Nama ayahnya Abdullah Aidit, seorang buruh perkebunan tamatan sekolah HIS. Dipa Nusantara Aidit kelahiran Medan tanggal 30 Juni 1923.
Kemudian keluarganya pindah ke Belitung dan di sanalah ia menamatkan sekolah dasar. Saudaranya 4 dengan dia, semuanya lelaki: Basri, Sobron, Murad, dan D.N. Aidit.
Semuanya pengikut Marx dan Lenin hanya ada yang aktif ada yang tidak. Ibunya meninggal tatkala bung Aidit berumur 6 tahun.
Di Belitung ada tambang. Sering bung Aidit bersama teman-temannya masuk ke tambang sampai 200 m di bawah tanah. Kontras antara kehidupan buruh dan majikan berkesan padanya.
Begitu pula nasib yang dialami ayahnya. Sekalipun pendidikannya lebih tinggi, ia tetap buruh, sedangkan kepalanya, orang Belanda yang lulus sekolah dasar saja tidak, lagi tolol dalam pekerjaan.
Abdullah Aidit oleh anaknya dilukiskan sebagai seorang Muslim liberal. Liberal dalam arti membiarkan anak-anaknya memilih ideologi, lapangan hidup dan kawan hidup menurut kehendak mereka sendiri-sendiri.
Sekitar tahun 1937 bung Aidit tiba di Jakarta, masuk sekolah dagang sambil mengikuti kursus bahasa-bahasa asing. Karena biaya macet, tidak sampai tamat.
Malahan pernah ia bekerja sebagai pembuat lubang kancing pada tukang jahit. Katanya, ia pun suka sekali ke museum membaca buku-buku.
Ganyangannya buku-buku sosiologi dari penulis-penulis bukan Marxis, Adler, Vierkandt, Max Weber, Le Bon, Rolandhols, Kautzky, adalah beberapa nama yang ia sebutkan.

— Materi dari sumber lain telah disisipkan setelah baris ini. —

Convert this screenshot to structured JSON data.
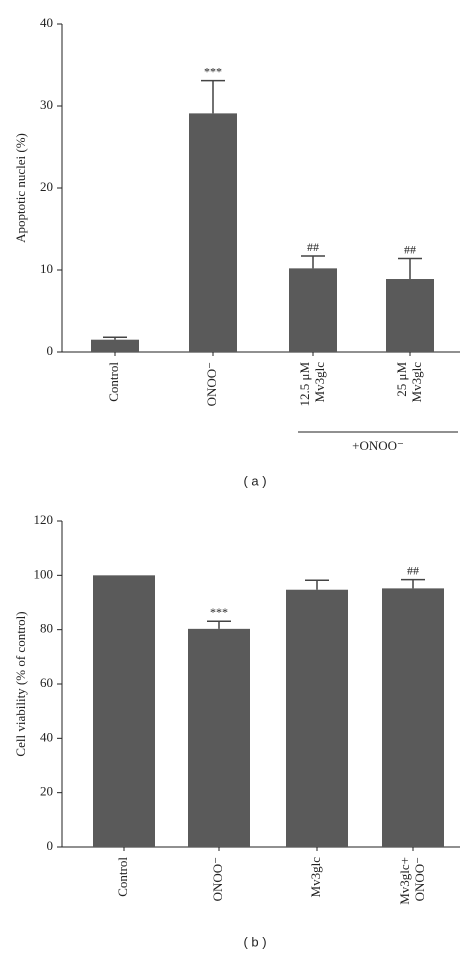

Pandangan mereka tak memuaskan hatinya. Berlainan halnya tatkala ia membaca buku Manifesto Komunis dan buku-buku Marx dan Lenin lainnya.
Penderitaan lenyap apabila kelas-kelas itu lenyap. Tetapi untuk meniadakan kelas-kelas itu, justru dibutuhkan kesadaran kelas untuk dipertentangkan menjadi “perang kelas”.
Baru pertama kali itu kami berhadapan muka dengan bung Aidit. Yang istimewa ketajaman matanya dan roman muka yang menunjukkan intelegensia tinggi.